Он кивнул. А почему бы ему не съесть яичницу с салом? Он такой еды две недели не ел. Консервы да консервы. А в комнате уютно. И тетка ничего… Смотрит как училка, так она, наверно, и есть училка. Вон книжек сколько, карты разные…
Значит, не сын, воспитанник… А тогда, в Старгороде, за сына выдал… Почему? Подшутить хотел? А сегодня? Зачем взял с собой? Сказал: «Надевай парадную форму. Визит второй и последний».

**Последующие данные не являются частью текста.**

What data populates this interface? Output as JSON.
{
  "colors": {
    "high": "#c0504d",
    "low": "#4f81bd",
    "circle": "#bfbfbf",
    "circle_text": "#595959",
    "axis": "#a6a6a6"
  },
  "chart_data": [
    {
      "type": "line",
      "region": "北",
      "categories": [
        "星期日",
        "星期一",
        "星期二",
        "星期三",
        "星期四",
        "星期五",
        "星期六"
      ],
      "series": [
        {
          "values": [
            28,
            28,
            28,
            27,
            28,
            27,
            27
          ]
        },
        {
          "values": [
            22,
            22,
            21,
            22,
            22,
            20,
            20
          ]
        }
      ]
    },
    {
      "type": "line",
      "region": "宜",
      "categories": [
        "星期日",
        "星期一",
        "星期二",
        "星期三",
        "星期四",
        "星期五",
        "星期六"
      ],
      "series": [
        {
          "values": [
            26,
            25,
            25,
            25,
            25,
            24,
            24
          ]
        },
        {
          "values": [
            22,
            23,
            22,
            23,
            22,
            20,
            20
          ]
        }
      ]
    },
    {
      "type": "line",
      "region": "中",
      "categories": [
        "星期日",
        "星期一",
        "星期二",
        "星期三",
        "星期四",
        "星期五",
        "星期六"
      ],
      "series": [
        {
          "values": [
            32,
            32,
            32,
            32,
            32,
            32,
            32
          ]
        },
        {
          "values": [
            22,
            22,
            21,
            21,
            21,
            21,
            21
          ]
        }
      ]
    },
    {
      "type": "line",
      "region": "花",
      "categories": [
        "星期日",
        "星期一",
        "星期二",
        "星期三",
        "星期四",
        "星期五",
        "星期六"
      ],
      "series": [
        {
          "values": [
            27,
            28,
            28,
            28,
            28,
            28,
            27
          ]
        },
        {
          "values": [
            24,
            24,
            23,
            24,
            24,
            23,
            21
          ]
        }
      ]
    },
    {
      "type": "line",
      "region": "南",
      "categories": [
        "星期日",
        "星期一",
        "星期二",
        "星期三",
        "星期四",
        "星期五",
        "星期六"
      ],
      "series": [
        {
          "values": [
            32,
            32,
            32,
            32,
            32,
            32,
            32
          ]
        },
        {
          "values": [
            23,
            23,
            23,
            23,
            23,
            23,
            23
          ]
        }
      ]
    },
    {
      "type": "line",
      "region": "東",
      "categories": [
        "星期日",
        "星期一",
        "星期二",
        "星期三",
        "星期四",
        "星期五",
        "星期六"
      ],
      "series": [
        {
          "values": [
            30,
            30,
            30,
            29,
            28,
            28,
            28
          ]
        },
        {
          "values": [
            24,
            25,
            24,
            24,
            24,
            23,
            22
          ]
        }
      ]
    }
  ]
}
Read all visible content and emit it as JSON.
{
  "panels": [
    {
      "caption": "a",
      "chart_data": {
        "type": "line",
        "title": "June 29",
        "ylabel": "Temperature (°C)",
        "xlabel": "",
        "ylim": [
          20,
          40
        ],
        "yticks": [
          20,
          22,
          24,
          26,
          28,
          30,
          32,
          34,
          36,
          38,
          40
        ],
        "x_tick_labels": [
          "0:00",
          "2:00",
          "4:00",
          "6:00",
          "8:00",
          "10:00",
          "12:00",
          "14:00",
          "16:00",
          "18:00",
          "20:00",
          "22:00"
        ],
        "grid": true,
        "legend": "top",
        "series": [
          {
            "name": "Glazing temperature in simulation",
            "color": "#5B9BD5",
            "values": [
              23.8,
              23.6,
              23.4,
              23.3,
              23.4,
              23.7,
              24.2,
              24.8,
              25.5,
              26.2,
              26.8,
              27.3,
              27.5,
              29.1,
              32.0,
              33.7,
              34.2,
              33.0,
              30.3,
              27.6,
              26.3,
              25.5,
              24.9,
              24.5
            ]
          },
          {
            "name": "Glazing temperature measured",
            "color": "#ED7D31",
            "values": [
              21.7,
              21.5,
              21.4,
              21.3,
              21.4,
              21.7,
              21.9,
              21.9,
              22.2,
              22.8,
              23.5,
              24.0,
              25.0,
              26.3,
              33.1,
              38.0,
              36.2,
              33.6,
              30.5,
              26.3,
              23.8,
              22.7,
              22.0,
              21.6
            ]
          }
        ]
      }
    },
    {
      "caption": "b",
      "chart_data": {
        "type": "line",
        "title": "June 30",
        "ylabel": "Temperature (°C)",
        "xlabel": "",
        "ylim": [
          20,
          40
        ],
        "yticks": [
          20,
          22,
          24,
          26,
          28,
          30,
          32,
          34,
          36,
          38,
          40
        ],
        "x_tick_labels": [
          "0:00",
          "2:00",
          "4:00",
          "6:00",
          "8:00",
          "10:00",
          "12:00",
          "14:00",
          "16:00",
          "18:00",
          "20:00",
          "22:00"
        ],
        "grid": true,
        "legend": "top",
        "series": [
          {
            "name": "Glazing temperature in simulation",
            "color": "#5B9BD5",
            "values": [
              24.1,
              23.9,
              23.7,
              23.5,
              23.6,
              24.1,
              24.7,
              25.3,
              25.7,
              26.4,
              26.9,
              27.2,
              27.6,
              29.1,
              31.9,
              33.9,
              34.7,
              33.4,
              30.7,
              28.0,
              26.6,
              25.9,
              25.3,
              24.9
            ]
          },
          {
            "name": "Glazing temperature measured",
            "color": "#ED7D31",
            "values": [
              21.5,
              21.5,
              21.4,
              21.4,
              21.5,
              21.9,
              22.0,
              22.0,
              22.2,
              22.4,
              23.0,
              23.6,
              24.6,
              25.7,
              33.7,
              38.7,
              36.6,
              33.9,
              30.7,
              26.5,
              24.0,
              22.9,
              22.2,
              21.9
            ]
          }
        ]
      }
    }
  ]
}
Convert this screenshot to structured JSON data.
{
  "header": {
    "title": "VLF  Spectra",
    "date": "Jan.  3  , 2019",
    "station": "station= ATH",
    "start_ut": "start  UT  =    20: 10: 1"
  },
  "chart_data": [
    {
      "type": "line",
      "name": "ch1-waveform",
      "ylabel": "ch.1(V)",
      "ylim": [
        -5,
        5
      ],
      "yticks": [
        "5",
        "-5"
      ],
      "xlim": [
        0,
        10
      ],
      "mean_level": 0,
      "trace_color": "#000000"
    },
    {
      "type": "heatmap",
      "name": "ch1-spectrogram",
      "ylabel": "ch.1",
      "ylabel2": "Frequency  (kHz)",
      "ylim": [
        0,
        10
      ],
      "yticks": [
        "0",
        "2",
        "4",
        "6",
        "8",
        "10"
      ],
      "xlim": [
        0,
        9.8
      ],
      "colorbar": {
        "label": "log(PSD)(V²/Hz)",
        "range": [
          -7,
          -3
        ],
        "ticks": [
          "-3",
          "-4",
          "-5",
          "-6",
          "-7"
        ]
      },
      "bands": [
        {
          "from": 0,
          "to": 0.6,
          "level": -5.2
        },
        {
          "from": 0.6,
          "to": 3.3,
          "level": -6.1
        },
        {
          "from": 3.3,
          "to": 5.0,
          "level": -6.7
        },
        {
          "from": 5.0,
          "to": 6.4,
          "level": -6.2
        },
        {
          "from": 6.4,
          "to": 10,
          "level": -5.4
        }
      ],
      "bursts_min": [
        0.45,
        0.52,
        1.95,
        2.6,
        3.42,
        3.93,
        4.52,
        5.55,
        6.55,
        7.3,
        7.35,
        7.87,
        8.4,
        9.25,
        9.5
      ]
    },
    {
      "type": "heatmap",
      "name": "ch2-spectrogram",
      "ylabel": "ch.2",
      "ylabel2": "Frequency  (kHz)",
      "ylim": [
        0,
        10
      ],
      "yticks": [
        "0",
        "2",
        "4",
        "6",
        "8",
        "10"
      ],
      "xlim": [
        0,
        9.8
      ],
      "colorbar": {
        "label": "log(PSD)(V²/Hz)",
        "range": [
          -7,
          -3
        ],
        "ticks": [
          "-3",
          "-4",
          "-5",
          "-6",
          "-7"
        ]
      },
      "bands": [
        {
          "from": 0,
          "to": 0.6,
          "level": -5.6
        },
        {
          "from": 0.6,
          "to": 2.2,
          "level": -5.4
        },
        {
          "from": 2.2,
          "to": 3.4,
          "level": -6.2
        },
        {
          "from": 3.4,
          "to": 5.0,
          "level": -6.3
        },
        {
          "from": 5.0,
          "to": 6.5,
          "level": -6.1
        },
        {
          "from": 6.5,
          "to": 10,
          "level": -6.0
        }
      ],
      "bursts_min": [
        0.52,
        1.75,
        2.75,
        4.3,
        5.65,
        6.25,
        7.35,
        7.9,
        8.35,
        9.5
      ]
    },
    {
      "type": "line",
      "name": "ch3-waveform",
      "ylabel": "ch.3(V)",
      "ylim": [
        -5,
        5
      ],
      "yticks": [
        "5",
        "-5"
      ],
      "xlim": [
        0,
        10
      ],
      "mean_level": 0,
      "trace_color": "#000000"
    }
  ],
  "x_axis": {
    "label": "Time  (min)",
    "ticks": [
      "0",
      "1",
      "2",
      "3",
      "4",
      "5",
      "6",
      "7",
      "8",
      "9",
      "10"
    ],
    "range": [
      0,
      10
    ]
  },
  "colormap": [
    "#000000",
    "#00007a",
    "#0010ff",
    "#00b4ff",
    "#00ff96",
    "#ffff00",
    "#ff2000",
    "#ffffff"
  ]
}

— Леня, хлеба бери. Огурцы. Лук. Не стесняйся…
Леня, Леонид, Леонид Иванович… Хорошее у него имя, это верно.
— Добавки хочешь, Леня?
Конечно хочет. А еще он хочет, чтоб его снова спросили: «Добавки хочешь, Леня?»
— Сережа, знаешь, кого он мне напоминает? — Женщина засмеялась громко, безоглядно, как девчонка, и Маленький Петров с интересом поглядел на нее. — Ваську-частушечника. Помнишь? Говорят, в колхозе плохо, а в колхозе хорошо… Знаешь, этот Васька — потом уж большой парень стал — признавался мне: «Это я, Нина Николаевна, первый тогда придумал — яблоками кидаться…».
Она опять засмеялась, и Маленький подумал: «А вот так засмеется в классе — и все, никакой дисциплинки. Потому они в классе и не смеются. В учительской смеются, слыхал…»
А капитан тоже рубал яичницу и кивал в ответ на каждое слово. Когда же было вспомянуто про какие-то яблоки и Ваську-частушечника, перестал жевать, поглядел в окно и — не скоро — снова в тарелку.
— Как живешь, Сережа? — спросила Нина Сочина.
Капитан сказал:
— Нормально. Хорошо живу.
Она опустила глаза и сказала тихо:
— Ну, слава богу тогда…
А Маленький все смотрел на синюю полосатую клеенку и вспоминал свой дом и особенно воскресенье, когда все за столом, а на столе чашки, тарелки, а его любимая чашка — красная, у которой ручка отбита. А клеенка у них — зеленая, с цветочками. За столом шумно, отец балагурит, поддевает мать, что та все толстеет, а она: «Перестань, перестань…», а сама и не сердится…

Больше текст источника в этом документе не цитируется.